Ouestafnews – La presse ouest-africaine est en deuil. Souleymane Diallo, fondateur emblématique du groupe de presse guinéen Le Lynx, est décédé le lundi 1er juin 2026 au Canada. Depuis l’annonce de sa disparition, les hommages de confrères, de personnalités politiques, d’universitaires se multiplient pour saluer l’héritage d’un professionnel qui a marqué son époque.
Le défunt Souleymane Diallo était tout simplement « l’immortel pionnier » de la presse guinéenne, estime Boubacar Yacine Diallo, le président de la Haute autorité de la Communication (HAC) de Guinée.

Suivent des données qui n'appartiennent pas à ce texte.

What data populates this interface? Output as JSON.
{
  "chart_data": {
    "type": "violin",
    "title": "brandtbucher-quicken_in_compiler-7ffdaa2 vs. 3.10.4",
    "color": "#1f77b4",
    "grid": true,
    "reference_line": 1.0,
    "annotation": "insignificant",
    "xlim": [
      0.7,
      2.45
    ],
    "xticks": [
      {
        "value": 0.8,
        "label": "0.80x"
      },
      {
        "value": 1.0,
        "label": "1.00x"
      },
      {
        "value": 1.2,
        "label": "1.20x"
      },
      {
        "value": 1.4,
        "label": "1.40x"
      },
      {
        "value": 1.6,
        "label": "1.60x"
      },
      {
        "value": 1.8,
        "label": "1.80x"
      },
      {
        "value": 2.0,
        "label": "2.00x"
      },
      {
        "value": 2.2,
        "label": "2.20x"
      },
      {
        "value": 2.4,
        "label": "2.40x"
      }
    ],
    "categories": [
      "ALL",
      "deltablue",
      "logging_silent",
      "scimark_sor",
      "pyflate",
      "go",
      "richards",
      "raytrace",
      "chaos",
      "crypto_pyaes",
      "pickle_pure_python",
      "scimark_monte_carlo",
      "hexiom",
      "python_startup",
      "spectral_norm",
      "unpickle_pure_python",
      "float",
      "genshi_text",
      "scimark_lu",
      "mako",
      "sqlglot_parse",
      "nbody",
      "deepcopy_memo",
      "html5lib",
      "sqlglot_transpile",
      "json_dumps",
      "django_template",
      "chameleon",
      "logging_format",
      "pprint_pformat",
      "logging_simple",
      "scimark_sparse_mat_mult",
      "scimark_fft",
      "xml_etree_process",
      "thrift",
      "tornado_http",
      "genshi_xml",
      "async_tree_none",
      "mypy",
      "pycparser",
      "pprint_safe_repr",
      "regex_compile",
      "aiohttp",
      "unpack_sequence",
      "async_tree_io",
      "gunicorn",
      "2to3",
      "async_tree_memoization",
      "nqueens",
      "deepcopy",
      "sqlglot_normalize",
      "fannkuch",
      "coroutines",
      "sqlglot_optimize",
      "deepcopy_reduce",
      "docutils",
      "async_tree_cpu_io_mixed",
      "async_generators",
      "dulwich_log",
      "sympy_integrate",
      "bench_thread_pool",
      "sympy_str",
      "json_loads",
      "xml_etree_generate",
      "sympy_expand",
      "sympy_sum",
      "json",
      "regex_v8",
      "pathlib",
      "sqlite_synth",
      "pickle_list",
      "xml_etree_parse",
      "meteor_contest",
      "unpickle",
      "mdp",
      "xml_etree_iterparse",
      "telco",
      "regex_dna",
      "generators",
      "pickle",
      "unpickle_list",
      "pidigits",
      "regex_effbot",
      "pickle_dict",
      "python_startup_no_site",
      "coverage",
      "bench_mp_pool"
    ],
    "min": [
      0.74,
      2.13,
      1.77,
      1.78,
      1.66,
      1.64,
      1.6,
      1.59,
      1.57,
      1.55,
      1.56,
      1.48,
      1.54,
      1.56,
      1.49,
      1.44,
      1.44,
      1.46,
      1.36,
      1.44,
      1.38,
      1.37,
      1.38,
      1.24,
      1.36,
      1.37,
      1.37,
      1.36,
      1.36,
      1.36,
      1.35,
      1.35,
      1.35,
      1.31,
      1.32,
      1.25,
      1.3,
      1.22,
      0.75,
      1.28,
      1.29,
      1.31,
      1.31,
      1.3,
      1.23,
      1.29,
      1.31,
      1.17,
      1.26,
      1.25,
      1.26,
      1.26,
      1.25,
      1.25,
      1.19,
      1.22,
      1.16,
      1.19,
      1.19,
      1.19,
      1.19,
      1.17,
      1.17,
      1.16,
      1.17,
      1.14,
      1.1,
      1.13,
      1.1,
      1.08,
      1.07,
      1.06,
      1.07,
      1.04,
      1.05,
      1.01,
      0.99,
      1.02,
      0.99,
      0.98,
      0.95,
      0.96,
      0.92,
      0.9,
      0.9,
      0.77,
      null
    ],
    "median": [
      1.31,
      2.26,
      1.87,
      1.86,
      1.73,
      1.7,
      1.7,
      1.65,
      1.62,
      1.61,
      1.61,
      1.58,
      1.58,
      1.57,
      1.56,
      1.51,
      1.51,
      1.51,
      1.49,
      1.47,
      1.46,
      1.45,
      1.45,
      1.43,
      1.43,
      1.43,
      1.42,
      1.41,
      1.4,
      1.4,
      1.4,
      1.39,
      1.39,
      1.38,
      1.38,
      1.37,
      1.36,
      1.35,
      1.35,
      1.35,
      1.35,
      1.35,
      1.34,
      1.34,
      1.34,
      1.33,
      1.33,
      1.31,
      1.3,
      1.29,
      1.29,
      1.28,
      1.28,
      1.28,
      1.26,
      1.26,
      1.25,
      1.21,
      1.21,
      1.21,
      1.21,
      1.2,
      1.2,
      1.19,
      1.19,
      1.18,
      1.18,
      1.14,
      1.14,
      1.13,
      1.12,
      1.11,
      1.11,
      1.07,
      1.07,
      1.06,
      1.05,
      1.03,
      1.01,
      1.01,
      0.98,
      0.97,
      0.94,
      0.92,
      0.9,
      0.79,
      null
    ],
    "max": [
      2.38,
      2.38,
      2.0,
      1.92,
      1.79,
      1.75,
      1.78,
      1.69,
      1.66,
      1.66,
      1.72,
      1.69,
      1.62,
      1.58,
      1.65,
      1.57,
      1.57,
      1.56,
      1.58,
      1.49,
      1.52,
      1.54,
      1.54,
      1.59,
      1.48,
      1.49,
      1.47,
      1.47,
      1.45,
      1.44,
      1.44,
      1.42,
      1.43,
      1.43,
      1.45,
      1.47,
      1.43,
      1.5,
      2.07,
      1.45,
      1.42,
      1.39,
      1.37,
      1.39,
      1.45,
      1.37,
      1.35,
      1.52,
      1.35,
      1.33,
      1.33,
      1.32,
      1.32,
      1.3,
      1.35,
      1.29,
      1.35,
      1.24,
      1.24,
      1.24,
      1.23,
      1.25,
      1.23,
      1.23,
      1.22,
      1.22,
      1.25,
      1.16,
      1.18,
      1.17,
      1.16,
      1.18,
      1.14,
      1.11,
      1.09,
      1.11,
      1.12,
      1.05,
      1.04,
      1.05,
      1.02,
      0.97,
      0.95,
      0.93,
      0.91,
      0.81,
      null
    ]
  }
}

« Nous partagions un même combat viscéral, une véritable obsession : la professionnalisation de la presse privée. », a écrit cet ex-Directeur de la radiodiffusion et de la télévision guinéenne (ORTG) dans un texte publié sur le site du Lynx.
Un « pionnier » de la liberté de la presse en Guinée, c’est aussi ce qu’a écrit le journaliste Serge Daniel, correspondant régional des médias français Radio France internationale (RFI) et France 24 sur le réseaux social X (ex-Twitter).
Souleymane Diallo a ouvert la voie à l’émergence d’une presse libre et indépendante avec la création du Lynx en 1992, dans un contexte où la liberté d’expression était encore balbutiante en Afrique francophone. C’était juste après son retour d’exil. Contraint de fuir le régime autoritaire de Sékou Touré, il avait trouvé refuge en Côte d’Ivoire où il a travaillé pour le quotidien d’État Fraternité Matin.
« Il a fait le pari, contre tous les scepticismes, qu’une parole libre, critique et humoristique pouvait exister et trouver son public en Guinée », a commenté l’ancien Premier ministre Cellou Dalein Diallo sur sa page officielle sur Facebook.
Souleymane Diallo a pu dénoncer « sans relâche » les abus du pouvoir, sans jamais céder à la peur ni aux pressions et a réussi à faire du Lynx une « institution », a écrit le président de l’Union des forces démocratiques de Guinée (UFDG).
Pour le de Porte-parole du Gouvernement guinéen, Ousmane Gaoul Diallo, le doyen Souleymane Diallo a « marqué l’histoire » de la République guinéenne par son engagement en faveur d’une presse libre et professionnelle.
Bien au-delà du monde de la presse « orpheline » de son décès, c’est toute la Guinée qui est « lésée », a écrit Tibou Camara, journaliste, écrivain et ancien ministre guinéen. Avec la disparition de l’un des « plus illustres » fils du pays, les patriotes et démocrates guinéens sont « démembrés », estime M. Camara dans un texte, publié par Le Lynx.
L’ancien rédacteur en chef de l’hebdomadaire L’Observateur salue la mémoire d’un homme « entièrement dévoué » au service du journalisme indépendant.
Selon le patron de la HAC, Souleymane Diallo s’est battu pour que les journalistes soient respectés, formés et dignes. En reconnaissance de cet engagement, un prix Souleymane-Diallo a été créé en 2021 dans le cadre des Médias Awards de Guinée pour récompenser chaque année la défense de la liberté d’expression.
Son combat pour une presse libre lui a valu intimidations, procès et emprisonnements à plusieurs reprises. En 1995, il a été écroué à cause d’un article sur Miss Guinée Cedeao, puis à nouveau en 1996 pour un article sur l’augmentation des soldes des militaires. Mais ces épreuves n’ont pas entamé sa détermination.
Pour le docteur Yassine Kervella-Mansaré, anthropologue et enseignante-chercheuse, le fondateur du Lynx était avant tout un « intellectuel engagé ». Dans sa tribune publiée par Le Lynx, cette universitaire guinéenne souligne queSouleymane Diallo incarnait une conception « exigeante et courageuse » de la liberté de la presse, à laquelle il demeurait « profondément attaché ».
Figure tutélaire du journalisme indépendant en Guinée, Souleymane Diallo a été élevé au rang de grand officier de l’Ordre national du kolatier, la plus haute distinction guinéenne, en 2022. La même année, une journée d’hommages « anthumes » (de son vivant) lui a été organisée, une rareté pour saluer l’œuvre d’un homme avant son départ.